A Tale of Two Smoothness Notions: Adaptive Optimizers and Non-Euclidean Descent

ICLR 2026 Conference SubmissionAnonymous Authors
adaptive optimizersteepest descentloss geometryconvergence rate
Abstract:

Adaptive optimizers can reduce to normalized steepest descent (NSD) when only adapting to the current gradient, suggesting a close connection between the two algorithmic families. A key distinction in their analyses, however, lies in the smoothness assumptions they rely on. In the convex setting, adaptive optimizers are governed by a stronger adaptive smoothness condition, while NSD relies on the standard notion of smoothness. We extend the theory of adaptive smoothness to the nonconvex setting and show that it precisely characterizes the convergence of adaptive optimizers. Moreover, we establish that adaptive smoothness enables acceleration of adaptive optimizers with Nesterov momentum, a guarantee unattainable under standard smoothness. We further develop an analogous comparison for stochastic optimization by introducing adaptive variance, which parallels adaptive smoothness and leads to qualitatively stronger guarantees than the standard variance.

Disclaimer
This report is AI-GENERATED using Large Language Models and WisPaper (A scholar search engine). It analyzes academic papers' tasks and contributions against retrieved prior work. While this system identifies POTENTIAL overlaps and novel directions, ITS COVERAGE IS NOT EXHAUSTIVE AND JUDGMENTS ARE APPROXIMATE. These results are intended to assist human reviewers and SHOULD NOT be relied upon as a definitive verdict on novelty.
NOTE that some papers exist in multiple, slightly different versions (e.g., with different titles or URLs). The system may retrieve several versions of the same underlying work. The current automated pipeline does not reliably align or distinguish these cases, so human reviewers will need to disambiguate them manually.
If you have any questions, please contact: mingzhang23@m.fudan.edu.cn

Overview

Overall Novelty Assessment

The paper extends adaptive smoothness theory from convex to nonconvex settings and establishes convergence guarantees for adaptive optimizers with Nesterov momentum.
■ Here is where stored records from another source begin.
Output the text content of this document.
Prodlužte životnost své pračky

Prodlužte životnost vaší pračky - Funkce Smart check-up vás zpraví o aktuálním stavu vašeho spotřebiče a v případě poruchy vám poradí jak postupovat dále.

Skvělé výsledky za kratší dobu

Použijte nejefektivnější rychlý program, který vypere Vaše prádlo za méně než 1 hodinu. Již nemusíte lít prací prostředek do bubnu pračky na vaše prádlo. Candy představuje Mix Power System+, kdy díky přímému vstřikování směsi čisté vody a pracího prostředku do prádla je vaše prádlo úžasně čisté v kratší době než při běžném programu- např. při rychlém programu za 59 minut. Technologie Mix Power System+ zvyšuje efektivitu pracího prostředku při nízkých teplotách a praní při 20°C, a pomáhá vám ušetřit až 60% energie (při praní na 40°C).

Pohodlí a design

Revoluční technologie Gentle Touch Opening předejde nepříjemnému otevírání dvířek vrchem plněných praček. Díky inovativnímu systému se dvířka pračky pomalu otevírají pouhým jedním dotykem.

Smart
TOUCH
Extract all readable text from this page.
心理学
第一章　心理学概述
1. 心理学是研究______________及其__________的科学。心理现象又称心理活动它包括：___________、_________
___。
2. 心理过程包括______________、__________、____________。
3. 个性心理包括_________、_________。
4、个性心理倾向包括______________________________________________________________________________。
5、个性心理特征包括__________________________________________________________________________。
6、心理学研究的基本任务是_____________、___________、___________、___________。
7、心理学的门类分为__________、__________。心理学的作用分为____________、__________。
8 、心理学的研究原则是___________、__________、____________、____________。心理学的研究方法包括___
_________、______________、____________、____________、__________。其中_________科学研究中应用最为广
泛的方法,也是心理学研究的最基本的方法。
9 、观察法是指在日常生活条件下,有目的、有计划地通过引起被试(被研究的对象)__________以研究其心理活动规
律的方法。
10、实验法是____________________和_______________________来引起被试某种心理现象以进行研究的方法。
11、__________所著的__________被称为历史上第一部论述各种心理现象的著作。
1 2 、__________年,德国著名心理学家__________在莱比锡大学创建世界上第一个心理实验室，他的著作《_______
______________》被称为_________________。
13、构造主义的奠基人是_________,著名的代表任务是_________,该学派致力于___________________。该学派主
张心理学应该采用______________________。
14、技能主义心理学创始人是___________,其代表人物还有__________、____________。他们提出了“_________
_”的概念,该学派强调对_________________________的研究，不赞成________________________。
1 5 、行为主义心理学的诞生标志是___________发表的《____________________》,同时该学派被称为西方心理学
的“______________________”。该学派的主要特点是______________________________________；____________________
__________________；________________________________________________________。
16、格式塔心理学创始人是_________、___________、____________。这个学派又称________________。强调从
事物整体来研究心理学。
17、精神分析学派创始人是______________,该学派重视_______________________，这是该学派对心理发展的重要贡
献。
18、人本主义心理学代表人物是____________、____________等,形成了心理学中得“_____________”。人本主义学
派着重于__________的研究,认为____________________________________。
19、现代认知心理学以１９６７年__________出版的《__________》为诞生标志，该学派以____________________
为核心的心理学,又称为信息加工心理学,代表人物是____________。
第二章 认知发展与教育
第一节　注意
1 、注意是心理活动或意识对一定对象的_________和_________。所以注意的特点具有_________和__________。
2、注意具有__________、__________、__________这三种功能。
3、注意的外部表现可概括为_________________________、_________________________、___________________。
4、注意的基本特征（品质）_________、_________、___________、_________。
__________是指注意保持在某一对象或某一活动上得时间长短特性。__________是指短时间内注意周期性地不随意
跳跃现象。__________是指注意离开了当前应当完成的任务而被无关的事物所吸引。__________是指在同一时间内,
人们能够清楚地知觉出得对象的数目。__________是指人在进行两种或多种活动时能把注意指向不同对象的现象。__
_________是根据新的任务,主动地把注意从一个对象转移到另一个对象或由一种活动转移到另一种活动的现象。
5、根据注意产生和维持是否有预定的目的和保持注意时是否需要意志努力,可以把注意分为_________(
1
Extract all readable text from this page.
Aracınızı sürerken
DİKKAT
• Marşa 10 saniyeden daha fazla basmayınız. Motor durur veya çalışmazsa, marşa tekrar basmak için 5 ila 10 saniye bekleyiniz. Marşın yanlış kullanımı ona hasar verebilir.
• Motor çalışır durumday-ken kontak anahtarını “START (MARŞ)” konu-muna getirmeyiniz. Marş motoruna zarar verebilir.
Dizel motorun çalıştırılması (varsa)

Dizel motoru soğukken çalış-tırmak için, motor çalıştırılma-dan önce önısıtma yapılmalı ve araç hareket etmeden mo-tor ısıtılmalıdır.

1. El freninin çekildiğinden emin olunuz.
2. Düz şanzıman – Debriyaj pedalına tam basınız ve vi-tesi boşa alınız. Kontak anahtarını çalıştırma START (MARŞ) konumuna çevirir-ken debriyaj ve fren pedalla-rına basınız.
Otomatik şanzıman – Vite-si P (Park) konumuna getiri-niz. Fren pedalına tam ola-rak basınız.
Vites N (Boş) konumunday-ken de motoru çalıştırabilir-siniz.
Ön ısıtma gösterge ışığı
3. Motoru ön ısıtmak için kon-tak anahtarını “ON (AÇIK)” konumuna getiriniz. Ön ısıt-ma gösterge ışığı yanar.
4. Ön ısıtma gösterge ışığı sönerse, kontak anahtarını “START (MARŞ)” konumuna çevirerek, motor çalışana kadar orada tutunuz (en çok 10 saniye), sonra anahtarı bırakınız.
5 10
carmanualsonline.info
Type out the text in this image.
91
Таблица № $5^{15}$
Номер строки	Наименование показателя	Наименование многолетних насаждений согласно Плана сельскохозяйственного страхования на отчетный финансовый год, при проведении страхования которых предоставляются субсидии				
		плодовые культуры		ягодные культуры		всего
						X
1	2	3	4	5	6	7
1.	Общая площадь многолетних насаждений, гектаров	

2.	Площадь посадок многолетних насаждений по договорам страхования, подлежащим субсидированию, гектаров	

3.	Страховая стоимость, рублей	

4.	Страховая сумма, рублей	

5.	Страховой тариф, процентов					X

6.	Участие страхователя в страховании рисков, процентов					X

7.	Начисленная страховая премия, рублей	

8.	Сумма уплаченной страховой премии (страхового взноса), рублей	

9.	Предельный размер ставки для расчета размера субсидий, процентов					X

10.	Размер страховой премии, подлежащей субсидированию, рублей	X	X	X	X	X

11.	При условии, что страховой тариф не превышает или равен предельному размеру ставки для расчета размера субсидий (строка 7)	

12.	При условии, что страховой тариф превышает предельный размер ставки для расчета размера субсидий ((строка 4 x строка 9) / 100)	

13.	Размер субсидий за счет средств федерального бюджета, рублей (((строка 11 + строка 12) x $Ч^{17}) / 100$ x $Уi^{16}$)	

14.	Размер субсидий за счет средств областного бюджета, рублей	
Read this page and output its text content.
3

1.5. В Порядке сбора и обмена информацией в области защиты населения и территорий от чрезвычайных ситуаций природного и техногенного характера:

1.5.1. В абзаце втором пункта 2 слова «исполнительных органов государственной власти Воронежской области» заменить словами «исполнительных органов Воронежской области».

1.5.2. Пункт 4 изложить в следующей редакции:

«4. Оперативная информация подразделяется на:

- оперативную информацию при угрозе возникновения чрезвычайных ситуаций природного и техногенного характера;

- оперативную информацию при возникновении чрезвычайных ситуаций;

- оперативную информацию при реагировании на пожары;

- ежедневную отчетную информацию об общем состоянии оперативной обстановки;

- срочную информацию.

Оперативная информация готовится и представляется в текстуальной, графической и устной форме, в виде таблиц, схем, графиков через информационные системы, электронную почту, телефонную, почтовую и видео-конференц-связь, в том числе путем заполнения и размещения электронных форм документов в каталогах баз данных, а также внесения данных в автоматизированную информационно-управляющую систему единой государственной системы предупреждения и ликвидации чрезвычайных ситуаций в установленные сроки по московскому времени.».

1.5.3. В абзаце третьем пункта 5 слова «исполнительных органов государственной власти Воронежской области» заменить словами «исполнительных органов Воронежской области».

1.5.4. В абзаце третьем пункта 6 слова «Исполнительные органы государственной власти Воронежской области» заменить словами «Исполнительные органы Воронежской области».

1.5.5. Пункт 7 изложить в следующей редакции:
It resides in the 'Adam and RMSProp Convergence Theory' leaf, which contains six papers examining convergence under relaxed smoothness assumptions. This leaf sits within the broader 'Adaptive Optimizer Convergence under Relaxed Smoothness' branch, indicating a moderately populated research direction focused on moving beyond uniform Lipschitz smoothness. The taxonomy shows this is an active but not overcrowded area, with parallel work on AdaGrad and complexity lower bounds occupying sibling leaves.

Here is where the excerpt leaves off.